Some prominent applications include:

1. Home Automation:

• Control and monitor lighting, heating, and security systems remotely;
• Integrate with IoT devices for smart home automation;
• Create custom home automation solutions using the Arduino IDE;

2. Industrial Automation:

• Automate machinery and processes in manufacturing plants;
• Monitor and control sensors and actuators in real timereal time;
• Implement custom automation logic with ladder logic programming;

3. Building Management Systems:

• Manage HVAC systems, lighting, and access control;
• Optimize energy usage for sustainability;
• Receive real-time alerts for maintenance and security;

4. Agriculture:

• Monitor and control irrigation systems;
• Collect and analyze environmental data for precision agriculture
• Automate feeding and ventilation systems in poultry farms;

5. Education and Prototyping:

• Ideal for teaching automation and control systems;
• Rapid prototyping of automation projects;
• Learn programming and automation concepts using the Arduino platform;

Pros:

• Compact Design. The small form factor of this micro PLC allows it to fit seamlessly into tight spaces, making it ideal for various applications;
• Connectivity Options. With built-in WiFi and Ethernet connectivity, it’s easy to integrate the device into existing networks and control systems;
• Easy Programming.

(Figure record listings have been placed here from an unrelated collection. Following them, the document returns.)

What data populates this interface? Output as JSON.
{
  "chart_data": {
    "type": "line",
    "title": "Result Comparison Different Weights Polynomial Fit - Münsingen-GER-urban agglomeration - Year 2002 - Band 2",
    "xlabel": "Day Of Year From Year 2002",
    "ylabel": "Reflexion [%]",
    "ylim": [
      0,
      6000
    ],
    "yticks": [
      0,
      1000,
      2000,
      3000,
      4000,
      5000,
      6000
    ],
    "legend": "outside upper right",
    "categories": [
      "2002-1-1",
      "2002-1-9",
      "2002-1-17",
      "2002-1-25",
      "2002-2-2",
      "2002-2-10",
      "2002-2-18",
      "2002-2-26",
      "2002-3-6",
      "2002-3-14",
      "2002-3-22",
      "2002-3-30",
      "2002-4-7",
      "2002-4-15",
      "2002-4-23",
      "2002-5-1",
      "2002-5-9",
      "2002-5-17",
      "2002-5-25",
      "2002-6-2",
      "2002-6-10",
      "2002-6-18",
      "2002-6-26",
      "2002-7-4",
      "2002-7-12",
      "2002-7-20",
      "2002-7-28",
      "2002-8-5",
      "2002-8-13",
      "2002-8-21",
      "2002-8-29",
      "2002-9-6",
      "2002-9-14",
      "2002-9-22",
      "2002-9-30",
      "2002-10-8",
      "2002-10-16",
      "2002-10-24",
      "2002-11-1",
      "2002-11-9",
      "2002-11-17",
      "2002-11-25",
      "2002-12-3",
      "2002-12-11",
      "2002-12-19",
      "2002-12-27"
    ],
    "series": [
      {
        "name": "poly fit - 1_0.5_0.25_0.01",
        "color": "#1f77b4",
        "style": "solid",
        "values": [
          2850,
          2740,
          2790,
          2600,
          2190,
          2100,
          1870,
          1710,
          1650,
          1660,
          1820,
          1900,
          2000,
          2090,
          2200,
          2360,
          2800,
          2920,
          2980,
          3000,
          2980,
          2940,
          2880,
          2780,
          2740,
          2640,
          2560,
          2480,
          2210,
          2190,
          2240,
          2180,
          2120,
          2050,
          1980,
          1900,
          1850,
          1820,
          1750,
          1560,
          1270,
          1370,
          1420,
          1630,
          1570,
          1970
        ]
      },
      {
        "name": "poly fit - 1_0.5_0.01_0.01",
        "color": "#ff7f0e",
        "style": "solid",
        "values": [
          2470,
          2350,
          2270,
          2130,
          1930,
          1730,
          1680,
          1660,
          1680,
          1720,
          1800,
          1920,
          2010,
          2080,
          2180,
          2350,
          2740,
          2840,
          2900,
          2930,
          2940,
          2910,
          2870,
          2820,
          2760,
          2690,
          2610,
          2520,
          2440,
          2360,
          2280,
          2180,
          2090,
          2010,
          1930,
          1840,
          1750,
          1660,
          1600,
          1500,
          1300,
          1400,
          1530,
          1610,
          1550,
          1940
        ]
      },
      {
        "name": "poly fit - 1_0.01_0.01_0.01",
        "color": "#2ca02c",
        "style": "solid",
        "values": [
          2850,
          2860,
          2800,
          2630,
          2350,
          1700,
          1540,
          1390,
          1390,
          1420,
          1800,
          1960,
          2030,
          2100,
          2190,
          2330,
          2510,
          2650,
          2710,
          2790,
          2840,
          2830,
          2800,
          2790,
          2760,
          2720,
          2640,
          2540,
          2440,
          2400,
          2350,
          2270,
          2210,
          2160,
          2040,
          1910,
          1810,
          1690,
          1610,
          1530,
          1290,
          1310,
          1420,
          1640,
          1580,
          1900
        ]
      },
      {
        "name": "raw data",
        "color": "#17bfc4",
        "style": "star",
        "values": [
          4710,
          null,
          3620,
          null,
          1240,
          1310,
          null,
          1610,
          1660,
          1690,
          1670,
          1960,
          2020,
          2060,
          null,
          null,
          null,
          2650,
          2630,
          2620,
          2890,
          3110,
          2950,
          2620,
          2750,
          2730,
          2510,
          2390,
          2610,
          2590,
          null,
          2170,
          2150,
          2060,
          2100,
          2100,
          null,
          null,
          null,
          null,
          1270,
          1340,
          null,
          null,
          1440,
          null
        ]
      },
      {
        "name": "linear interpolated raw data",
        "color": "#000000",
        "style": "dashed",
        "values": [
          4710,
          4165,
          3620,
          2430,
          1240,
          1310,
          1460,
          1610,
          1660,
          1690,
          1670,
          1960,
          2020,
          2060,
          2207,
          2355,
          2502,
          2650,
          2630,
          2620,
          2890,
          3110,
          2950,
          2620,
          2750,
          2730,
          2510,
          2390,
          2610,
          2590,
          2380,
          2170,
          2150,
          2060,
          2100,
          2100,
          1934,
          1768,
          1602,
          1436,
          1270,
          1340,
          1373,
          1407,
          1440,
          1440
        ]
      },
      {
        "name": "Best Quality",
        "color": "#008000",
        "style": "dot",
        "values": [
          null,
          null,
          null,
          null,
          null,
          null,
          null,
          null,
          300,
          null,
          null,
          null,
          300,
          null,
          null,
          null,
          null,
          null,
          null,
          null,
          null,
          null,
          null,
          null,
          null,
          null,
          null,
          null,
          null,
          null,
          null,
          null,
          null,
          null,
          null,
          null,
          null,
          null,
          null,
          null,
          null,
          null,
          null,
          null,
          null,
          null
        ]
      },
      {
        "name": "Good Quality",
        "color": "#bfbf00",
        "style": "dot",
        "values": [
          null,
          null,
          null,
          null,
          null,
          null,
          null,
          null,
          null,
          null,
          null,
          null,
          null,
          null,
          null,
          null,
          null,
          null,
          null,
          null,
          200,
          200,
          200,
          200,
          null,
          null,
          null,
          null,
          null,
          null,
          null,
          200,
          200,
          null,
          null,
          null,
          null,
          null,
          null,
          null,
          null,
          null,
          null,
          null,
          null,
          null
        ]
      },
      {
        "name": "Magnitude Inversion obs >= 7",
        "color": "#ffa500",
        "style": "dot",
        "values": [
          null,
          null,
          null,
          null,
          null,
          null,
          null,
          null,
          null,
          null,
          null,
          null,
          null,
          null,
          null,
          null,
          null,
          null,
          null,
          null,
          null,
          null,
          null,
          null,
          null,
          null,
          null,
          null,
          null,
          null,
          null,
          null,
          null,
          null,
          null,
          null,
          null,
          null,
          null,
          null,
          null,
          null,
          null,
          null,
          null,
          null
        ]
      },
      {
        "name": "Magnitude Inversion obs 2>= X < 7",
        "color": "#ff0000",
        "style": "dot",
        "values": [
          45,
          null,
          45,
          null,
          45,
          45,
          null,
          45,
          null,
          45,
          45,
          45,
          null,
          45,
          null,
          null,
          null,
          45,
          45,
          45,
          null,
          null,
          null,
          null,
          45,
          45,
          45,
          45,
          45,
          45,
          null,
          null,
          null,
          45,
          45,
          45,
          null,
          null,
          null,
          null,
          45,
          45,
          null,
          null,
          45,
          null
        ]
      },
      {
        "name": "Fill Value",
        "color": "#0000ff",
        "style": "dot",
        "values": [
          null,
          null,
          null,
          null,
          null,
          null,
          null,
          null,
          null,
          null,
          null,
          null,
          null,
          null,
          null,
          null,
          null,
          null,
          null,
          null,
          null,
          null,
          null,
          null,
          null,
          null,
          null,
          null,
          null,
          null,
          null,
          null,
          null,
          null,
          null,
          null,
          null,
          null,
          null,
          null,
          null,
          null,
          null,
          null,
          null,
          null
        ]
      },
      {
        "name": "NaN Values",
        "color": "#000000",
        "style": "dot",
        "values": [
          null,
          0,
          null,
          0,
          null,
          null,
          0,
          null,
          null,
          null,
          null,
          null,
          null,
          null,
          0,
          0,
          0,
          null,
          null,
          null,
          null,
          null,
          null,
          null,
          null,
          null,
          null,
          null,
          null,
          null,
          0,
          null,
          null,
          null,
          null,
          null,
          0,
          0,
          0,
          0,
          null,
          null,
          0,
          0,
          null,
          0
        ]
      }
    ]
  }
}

Arduino’s user-friendly IDE and ladder logic support simplify programming and customization for users of all skill levels;
• Versatile I/O Options. The combination of digital, analog, relay, and PWM outputs provides flexibility for a wide range of automation tasks;
• Real-time Monitoring. Access real-time data and control automation processes remotely, enhancing convenience and efficiency;
• Cost-Effective. Compared to traditional PLCs, the Arduino OPTA WiFi Micro PLC offers a cost-effective solution without compromising on functionality;

Cons:

• Limited Processing Power. The microcontroller’s processing power may be insufficient for highly complex and resource-intensive automation tasks;
• Industrial Durability. While suitable for many industrial applications, it may not withstand extreme conditions and rigorous industrial environments;
• Limited I/O Count. For large-scale automation projects, the limited number of inputs and outputs may require additional expansion modules;

Arduino OPTA Inputs

Understanding the inputs of the Arduino OPTA WiFi Micro PLC is crucial for designing effective automation systems.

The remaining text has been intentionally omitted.